The analytics firm found that only 30% of U.S. workers were “highly engaged” in the first quarter of 2024.
The decline has been most notable among remote, hybrid, and younger workers, especially those under 35 and from Generation Z. This group has reported a six-point decrease in feeling connected to their company’s culture and mission.
Overall, the U.S. now has a ratio of 1.8 engaged employees for every one actively disengaged, a slip from the previous year’s ratio of 2.1-to-1.
“Employee engagement trends are significant because they link to many important performance outcomes crucial to organizational leaders such as productivity, employee retention, customer service, safety incidents, quality of work and profitability,” the report said.
Last year, the level of engaged employees stagnated at 33%, with $1.9 trillion in lost productivity.

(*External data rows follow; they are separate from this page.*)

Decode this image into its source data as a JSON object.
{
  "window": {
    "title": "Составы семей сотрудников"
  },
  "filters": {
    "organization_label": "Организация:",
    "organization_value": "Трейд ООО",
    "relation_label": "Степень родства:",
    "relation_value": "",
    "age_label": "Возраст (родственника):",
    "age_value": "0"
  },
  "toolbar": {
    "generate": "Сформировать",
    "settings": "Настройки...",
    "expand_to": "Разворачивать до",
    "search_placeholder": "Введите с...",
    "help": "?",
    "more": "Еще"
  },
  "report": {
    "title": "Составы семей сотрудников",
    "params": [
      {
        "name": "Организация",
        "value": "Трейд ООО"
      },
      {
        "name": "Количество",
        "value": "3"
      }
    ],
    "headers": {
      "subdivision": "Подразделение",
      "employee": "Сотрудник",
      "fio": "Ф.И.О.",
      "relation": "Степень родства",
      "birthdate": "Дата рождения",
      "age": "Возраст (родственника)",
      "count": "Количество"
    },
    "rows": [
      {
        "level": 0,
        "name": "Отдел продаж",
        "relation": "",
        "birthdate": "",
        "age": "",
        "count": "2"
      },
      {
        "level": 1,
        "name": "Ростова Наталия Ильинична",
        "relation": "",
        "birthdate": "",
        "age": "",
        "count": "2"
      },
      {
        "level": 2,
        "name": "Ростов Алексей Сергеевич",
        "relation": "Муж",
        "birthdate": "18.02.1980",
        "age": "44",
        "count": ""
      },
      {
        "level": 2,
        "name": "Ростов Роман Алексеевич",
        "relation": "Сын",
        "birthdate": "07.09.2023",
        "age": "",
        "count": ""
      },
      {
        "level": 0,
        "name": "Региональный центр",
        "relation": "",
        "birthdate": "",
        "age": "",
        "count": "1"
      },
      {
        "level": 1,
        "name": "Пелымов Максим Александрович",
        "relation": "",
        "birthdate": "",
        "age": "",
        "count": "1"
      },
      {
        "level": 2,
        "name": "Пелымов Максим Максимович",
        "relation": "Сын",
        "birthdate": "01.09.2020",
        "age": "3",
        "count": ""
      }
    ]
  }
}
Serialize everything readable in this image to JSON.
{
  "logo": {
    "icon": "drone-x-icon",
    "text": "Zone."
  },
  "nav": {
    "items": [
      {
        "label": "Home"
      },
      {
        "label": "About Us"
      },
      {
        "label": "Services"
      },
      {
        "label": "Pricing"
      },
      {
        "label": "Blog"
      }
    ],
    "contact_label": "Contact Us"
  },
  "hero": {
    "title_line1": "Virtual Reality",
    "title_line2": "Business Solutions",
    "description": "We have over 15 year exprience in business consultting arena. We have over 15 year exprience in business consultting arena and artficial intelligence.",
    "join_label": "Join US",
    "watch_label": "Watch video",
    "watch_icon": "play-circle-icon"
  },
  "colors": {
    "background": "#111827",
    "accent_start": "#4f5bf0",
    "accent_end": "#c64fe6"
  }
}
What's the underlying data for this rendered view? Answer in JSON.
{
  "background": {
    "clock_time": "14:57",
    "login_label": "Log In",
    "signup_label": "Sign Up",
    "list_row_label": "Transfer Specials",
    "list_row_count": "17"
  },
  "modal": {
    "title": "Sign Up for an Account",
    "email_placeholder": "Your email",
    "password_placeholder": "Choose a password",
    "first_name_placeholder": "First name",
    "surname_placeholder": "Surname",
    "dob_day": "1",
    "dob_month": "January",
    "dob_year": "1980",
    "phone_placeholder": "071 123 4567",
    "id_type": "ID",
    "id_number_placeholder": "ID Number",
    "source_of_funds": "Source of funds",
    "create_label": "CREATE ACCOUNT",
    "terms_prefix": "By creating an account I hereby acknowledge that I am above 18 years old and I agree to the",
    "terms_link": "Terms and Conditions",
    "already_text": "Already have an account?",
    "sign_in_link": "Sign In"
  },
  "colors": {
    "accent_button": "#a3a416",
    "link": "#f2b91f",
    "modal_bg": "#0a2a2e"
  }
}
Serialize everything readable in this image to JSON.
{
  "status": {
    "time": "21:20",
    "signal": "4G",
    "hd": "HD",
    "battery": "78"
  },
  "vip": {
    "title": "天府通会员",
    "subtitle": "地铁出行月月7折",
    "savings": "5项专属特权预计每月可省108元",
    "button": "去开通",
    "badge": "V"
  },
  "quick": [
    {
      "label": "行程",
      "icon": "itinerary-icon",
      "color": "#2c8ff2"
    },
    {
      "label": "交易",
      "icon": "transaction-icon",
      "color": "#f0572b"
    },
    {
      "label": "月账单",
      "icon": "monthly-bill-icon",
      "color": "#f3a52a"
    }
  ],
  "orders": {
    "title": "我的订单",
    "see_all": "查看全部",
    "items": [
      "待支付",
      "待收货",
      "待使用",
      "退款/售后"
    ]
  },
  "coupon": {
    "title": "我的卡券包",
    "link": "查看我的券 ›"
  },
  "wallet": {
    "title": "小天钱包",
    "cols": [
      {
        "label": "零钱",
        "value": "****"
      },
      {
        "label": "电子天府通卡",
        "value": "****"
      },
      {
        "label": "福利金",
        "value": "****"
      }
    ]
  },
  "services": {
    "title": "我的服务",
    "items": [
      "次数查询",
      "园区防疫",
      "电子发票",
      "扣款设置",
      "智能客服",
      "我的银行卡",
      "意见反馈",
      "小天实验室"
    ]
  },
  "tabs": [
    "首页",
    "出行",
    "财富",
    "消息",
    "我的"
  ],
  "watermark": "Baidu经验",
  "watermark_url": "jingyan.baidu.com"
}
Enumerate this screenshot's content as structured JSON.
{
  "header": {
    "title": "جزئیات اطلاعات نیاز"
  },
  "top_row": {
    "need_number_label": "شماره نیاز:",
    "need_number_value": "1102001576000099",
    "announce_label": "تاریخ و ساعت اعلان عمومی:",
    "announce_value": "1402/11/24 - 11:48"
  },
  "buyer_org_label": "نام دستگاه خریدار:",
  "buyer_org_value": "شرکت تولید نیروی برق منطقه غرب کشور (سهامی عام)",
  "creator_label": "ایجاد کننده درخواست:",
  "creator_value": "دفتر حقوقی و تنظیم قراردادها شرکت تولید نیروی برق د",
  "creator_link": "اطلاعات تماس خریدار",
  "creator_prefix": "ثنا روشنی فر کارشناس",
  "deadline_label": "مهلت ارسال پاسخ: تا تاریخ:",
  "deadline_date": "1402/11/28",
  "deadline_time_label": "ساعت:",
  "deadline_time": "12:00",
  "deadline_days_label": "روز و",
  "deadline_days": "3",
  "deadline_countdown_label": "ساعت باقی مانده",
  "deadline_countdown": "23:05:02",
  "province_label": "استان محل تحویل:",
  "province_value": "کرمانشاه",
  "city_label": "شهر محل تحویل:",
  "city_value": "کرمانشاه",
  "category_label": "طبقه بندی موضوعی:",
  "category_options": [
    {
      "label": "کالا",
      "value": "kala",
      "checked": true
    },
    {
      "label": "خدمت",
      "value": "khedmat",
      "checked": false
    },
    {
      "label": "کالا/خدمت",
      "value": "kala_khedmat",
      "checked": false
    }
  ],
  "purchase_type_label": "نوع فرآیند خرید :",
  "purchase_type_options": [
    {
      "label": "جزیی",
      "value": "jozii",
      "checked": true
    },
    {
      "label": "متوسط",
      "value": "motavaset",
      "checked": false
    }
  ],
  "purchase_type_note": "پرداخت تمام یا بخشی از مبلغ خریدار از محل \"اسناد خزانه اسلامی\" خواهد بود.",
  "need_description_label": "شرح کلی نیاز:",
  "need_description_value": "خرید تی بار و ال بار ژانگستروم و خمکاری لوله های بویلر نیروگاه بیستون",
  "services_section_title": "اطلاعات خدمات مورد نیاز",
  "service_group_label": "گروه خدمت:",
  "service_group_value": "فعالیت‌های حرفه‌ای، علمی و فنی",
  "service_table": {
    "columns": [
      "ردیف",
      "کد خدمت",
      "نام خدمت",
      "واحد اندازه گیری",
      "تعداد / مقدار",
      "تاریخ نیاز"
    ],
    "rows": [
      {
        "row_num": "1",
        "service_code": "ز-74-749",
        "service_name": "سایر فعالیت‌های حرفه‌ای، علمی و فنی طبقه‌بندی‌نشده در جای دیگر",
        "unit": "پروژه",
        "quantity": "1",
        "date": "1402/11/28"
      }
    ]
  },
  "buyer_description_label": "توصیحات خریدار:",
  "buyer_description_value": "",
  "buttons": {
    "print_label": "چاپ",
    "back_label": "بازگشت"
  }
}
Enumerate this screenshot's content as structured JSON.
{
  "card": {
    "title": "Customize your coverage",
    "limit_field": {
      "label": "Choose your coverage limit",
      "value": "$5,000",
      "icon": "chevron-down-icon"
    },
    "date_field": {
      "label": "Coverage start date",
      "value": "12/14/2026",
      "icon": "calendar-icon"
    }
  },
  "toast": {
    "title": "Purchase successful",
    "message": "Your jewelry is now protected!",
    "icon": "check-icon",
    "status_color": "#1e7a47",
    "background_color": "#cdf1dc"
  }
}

The engagement crisis appears to be impacting companies across industries and geographies. However, Gallup notes that top-performing organizations have been able to “buck the downward trend” by fostering strong workplace cultures.
These successful organizations emphasize a strategic and intentional approach to building their workplace cultures, including flexible hybrid environments with clear expectations, robust onboarding, and holistic wellbeing programs.
“These top-performing organizations average 70% engaged employees and a ratio of 14 engaged to every actively disengaged employee, more than seven times the U.S. average,” the report added.
Meanwhile, U.S. companies are increasingly focused on measuring and improving the employee experience, according to new research from the Society for Human Resource Management (SHRM).